Il y a 8 ans, après une séparation, cette aide-soignante de Bain-de-Bretagne vivait dans un logement insalubre, gagné par les moisissures. Aujourd’hui, elle bénéficie d’une aide financière publique et d'un soutien de la fondation Abbé Pierre pour des travaux de rénovation. Cette dernière estime que 60.000 logements sont "indignes" en Bretagne.

La maison se situe à Bain-de-Bretagne, à une trentaine de kilomètres au sud de Rennes. Aujourd’hui, elle sent encore le plâtre. Encore apparents, le réseau électrique et la plomberie ont été refaits à neuf.

De lourds travaux de rénovation ont commencé il y a 8 ans. Le logement était alors qualifié d’"indigne".

À l’époque, Valérie (nom modifié), aide-soignante, y habitait avec ses deux enfants. "C’était froid, humide, avec toute la moisissure qui prenait tout le mur en haut à droite", se souvient-elle, en brandissant des photos sur son téléphone.

"On vivait avec des problèmes de santé au quotidien, des allergies, des bronchites. Il fallait faire des travaux" souffle-t-elle.

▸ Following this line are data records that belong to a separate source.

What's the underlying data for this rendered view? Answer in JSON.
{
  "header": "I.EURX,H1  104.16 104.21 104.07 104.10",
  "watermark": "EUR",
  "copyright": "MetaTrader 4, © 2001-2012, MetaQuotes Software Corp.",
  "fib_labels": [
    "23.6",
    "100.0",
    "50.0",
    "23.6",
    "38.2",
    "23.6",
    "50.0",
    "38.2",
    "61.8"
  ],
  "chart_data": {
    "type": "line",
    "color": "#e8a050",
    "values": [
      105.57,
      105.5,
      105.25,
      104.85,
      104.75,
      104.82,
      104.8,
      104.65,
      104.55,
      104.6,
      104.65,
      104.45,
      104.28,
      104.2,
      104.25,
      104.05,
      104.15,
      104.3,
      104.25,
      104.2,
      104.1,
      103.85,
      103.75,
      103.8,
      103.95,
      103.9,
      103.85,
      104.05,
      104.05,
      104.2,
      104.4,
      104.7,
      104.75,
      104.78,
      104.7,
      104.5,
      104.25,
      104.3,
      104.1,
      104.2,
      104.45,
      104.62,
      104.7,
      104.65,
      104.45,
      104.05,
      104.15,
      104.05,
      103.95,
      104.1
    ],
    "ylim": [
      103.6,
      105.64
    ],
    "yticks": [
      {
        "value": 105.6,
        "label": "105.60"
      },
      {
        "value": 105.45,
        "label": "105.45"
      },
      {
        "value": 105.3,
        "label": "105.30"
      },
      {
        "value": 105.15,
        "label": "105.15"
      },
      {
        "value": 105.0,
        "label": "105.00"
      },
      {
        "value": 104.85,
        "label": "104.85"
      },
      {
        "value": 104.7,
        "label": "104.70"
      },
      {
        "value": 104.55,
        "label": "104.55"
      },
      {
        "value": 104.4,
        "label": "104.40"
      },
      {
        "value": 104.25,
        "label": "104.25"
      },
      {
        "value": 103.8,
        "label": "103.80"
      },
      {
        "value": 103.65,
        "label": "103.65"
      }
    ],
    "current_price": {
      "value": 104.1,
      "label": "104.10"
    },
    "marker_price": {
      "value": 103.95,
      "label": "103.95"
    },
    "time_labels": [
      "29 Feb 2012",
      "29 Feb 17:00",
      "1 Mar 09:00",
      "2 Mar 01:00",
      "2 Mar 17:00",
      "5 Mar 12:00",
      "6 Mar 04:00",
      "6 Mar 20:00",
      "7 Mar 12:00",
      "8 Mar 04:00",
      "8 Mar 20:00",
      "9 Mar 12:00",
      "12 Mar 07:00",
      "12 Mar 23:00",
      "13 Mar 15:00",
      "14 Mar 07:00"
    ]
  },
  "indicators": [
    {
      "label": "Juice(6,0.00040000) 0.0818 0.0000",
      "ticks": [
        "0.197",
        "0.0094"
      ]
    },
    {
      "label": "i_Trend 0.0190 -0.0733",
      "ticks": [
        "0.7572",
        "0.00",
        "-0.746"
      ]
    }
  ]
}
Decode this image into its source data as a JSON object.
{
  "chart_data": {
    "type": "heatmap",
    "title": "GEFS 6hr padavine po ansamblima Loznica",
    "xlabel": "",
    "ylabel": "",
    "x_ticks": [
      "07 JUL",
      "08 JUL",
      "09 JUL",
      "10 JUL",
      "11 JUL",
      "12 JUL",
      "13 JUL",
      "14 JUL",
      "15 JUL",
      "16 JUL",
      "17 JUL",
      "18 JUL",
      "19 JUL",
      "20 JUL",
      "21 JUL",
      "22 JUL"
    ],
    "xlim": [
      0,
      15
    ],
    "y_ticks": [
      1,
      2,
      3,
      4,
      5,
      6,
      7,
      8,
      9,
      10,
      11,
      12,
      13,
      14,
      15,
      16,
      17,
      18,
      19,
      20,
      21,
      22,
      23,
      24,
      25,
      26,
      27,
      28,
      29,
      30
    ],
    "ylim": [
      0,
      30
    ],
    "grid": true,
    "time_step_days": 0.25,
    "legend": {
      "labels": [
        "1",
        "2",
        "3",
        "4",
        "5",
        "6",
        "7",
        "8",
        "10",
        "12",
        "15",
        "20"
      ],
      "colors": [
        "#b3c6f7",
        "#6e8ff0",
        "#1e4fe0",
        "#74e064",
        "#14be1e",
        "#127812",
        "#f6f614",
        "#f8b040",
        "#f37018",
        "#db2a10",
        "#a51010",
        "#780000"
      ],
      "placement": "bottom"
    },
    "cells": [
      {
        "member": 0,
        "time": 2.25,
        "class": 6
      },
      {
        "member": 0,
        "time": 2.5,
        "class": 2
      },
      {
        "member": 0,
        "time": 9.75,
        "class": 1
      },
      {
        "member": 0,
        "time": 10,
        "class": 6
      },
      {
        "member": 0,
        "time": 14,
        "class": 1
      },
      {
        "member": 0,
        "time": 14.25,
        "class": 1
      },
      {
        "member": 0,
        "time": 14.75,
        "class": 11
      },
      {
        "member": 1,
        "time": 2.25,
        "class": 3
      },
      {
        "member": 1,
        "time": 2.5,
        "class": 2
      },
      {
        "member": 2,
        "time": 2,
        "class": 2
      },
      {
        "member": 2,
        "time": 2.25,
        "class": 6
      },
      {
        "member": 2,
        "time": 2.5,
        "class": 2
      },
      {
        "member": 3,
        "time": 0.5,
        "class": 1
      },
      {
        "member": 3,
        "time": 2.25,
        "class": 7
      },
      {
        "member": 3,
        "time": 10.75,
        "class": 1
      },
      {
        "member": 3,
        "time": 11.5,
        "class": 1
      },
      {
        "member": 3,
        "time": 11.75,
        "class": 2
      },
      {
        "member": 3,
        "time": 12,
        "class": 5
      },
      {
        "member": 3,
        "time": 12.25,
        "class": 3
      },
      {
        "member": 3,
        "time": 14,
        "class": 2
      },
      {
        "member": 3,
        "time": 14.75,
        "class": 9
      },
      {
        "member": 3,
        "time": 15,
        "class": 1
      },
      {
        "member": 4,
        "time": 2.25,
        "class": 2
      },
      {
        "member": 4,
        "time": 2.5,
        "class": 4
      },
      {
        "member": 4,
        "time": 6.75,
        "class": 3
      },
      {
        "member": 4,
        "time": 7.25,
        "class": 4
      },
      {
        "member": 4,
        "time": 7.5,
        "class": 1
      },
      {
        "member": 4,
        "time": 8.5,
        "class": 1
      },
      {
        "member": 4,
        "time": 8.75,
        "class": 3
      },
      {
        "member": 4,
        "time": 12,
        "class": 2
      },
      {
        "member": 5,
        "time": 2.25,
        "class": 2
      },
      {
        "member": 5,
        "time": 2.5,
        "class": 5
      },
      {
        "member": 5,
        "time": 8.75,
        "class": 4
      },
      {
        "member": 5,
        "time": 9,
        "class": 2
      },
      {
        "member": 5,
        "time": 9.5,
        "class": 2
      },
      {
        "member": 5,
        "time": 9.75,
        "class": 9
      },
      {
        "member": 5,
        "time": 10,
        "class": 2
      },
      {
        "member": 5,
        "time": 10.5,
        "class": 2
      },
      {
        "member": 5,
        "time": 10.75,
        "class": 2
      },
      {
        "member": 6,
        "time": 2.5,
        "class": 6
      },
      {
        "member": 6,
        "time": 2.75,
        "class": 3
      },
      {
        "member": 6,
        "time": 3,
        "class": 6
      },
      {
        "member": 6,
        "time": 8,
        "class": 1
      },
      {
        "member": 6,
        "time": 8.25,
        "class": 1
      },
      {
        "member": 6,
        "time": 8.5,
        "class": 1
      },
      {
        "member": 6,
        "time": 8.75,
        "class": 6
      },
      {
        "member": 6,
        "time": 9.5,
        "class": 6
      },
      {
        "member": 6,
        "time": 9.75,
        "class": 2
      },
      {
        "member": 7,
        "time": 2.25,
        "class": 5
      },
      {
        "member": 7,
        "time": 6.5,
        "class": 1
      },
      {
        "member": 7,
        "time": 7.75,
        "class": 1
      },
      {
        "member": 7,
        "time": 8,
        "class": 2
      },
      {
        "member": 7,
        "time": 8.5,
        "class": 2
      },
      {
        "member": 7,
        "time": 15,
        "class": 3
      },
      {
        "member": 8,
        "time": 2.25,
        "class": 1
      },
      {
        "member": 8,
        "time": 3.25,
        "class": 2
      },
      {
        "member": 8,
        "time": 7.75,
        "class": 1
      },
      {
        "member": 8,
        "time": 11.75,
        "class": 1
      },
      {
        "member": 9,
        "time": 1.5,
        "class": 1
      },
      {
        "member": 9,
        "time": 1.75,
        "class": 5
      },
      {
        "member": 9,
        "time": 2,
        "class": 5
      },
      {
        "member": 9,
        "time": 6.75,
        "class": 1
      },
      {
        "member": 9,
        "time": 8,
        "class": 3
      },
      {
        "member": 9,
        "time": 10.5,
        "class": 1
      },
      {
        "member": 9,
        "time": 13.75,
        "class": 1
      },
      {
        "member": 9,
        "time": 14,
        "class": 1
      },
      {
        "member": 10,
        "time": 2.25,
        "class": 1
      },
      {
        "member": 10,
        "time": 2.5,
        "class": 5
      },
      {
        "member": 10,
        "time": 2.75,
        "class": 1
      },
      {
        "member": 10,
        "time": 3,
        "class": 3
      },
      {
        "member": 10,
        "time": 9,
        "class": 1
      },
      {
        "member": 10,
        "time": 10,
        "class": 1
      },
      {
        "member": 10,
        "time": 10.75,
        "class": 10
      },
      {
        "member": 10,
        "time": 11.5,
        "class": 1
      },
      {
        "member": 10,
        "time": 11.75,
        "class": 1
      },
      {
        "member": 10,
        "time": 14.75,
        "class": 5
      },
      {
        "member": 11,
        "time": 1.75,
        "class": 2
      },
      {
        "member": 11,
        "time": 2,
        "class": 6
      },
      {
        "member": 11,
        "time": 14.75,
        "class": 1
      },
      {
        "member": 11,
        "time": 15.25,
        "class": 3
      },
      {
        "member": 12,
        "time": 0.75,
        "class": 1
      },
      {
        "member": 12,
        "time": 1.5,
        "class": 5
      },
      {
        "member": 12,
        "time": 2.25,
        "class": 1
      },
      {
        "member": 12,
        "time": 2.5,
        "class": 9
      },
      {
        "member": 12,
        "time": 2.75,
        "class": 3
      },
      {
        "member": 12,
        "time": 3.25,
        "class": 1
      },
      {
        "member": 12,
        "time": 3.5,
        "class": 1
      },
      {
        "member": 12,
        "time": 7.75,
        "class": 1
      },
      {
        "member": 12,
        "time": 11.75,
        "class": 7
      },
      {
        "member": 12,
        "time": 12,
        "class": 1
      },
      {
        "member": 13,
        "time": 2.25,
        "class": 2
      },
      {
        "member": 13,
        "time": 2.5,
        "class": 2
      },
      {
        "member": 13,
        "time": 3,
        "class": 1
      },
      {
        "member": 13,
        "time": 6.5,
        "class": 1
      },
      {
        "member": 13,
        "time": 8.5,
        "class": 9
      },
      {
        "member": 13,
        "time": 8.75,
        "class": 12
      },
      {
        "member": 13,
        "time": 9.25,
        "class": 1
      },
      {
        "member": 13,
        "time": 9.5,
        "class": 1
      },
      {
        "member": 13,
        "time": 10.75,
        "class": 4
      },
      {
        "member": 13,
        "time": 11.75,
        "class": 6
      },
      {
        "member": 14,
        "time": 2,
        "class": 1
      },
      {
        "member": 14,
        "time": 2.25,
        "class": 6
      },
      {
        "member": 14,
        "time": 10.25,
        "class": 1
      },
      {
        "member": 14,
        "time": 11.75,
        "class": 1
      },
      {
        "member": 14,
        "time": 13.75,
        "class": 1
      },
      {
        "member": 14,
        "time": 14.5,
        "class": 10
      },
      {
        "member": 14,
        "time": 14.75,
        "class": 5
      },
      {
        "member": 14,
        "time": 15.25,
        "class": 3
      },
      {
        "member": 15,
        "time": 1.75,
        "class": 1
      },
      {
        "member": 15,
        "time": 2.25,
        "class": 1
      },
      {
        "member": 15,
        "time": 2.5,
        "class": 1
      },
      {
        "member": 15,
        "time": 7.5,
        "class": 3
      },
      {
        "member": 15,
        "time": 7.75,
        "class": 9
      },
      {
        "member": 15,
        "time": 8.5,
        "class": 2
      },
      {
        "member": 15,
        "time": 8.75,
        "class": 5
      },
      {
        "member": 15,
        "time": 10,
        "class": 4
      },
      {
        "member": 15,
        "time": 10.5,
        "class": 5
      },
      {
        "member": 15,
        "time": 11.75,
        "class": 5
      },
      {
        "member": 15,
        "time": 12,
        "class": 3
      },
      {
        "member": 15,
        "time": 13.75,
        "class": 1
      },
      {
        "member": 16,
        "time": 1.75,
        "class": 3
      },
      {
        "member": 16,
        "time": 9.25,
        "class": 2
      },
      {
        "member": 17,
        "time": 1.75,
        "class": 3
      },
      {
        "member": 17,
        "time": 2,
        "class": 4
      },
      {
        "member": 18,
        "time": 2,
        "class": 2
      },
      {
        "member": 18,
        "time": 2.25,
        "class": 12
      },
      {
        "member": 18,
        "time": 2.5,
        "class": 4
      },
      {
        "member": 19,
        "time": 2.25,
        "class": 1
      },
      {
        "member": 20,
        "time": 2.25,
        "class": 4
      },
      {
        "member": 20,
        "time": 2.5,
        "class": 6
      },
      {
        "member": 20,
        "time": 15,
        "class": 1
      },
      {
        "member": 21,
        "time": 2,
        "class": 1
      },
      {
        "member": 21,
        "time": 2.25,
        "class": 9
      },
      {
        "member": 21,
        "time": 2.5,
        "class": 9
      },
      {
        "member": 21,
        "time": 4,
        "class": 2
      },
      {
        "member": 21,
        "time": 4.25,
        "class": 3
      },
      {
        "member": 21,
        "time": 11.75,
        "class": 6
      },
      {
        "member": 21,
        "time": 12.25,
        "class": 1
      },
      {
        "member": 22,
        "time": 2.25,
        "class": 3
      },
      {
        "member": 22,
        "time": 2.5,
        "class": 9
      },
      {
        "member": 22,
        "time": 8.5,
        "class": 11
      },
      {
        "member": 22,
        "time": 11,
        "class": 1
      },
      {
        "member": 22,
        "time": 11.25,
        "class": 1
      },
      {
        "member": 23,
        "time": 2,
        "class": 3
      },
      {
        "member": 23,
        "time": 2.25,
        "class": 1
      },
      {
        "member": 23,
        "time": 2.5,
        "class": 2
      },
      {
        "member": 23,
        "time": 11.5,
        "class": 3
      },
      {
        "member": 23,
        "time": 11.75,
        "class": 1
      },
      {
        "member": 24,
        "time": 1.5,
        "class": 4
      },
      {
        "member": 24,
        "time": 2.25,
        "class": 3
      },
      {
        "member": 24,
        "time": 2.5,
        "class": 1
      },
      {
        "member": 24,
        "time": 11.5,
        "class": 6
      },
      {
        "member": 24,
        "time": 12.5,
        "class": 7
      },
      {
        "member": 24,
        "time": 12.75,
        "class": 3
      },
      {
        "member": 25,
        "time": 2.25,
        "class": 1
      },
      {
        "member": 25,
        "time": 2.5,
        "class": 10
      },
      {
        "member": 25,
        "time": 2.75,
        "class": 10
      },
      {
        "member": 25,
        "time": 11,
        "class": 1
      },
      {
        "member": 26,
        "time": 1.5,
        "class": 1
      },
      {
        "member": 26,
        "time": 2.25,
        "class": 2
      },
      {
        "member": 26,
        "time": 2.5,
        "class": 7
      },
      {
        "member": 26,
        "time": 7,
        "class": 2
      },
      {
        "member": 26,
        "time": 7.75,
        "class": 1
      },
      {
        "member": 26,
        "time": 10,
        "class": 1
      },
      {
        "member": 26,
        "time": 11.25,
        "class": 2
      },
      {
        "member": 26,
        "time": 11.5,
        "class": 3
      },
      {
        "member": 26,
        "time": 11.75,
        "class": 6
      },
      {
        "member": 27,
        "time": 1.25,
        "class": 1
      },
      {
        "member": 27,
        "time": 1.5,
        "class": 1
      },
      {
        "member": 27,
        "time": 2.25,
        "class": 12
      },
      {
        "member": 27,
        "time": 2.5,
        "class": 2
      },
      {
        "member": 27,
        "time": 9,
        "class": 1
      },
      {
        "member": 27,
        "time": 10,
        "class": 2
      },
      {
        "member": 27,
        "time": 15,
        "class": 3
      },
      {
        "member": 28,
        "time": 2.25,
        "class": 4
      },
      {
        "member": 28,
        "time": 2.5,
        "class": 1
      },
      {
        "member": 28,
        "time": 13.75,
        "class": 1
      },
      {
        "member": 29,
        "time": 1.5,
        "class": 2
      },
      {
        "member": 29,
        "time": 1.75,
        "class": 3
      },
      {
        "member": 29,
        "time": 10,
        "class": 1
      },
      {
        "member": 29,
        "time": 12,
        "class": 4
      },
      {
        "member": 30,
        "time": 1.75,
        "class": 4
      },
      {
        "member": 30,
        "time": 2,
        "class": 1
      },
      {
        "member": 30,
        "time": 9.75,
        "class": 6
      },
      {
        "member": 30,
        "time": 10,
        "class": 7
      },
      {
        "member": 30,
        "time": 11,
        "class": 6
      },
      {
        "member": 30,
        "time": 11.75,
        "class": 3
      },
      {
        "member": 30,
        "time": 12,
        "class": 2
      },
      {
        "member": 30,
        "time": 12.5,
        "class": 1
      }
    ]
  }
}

On vivait avec des problèmes de santé au quotidien, des allergies, des bronchites. Il fallait faire des travaux!

Valérie, locataire du logement

Il y avait tout à refaire. Pour 60 000 euros de travaux de rénovation, elle touchera 33 000 euros d’aides publiques. Commencée en 2021, la rénovation n’a repris qu’en septembre.
Depuis, elle doit louer un mobil-home.

"On fait comme on peut, à 3 dans un petit 40 m², détaille Valérie. Ça va pour les vacances, mais vivre autant de temps dans un mobil-home, c’est vrai que ça peut être très compliqué".

Pour l’aider à payer ces travaux, la Fondation Abbé Pierre lui a versé 15 000 euros. Le reste à charge pour Valérie sera donc de 12 000 euros.

"Il faut sortir les gens de cette misère", clame la Fondation Abbé Pierre.


Chaque année en Bretagne, seule une trentaine d’habitations « indignes » bénéficient de subventions publiques… alors qu’on en recense 60 000.

"On détricote le secteur HLM, explique Stéphane Martin, directeur de la Fondation Abbé Pierre Bretagne. On attaque la mixité sociale, la loi SRU, et donc il y a beaucoup de gens qui n’ont pas accès à un logement HLM, qui ne peuvent pas accéder à la propriété, et qui vont se retrouver dans un logement indigne".

Un logement insalubre, source de nombreuses difficultés sociales

Comment peut-on inciter l’État et les collectivités à mettre plus de financement dans ce secteur ? La Fondation Abbé Pierre demande plus d’aide et d’accompagnement social.

"Il y a des ménages qui s’épuisent à vivre dans ces conditions, déplore Aurélie Jouanno, chargée de mission à la Fondation Abbé Pierre Bretagne. Il y a des problèmes de santé, la scolarité des enfants est compliquée, il n’y a pas d’insertion professionnelle possible, donc tout est bloqué".

Pour Catherine, l’aide-soignante, la situation est enfin en train de se débloquer. Après 8 ans de galère, elle reviendra fin juin dans sa maison. Une maison désormais digne de ce nom.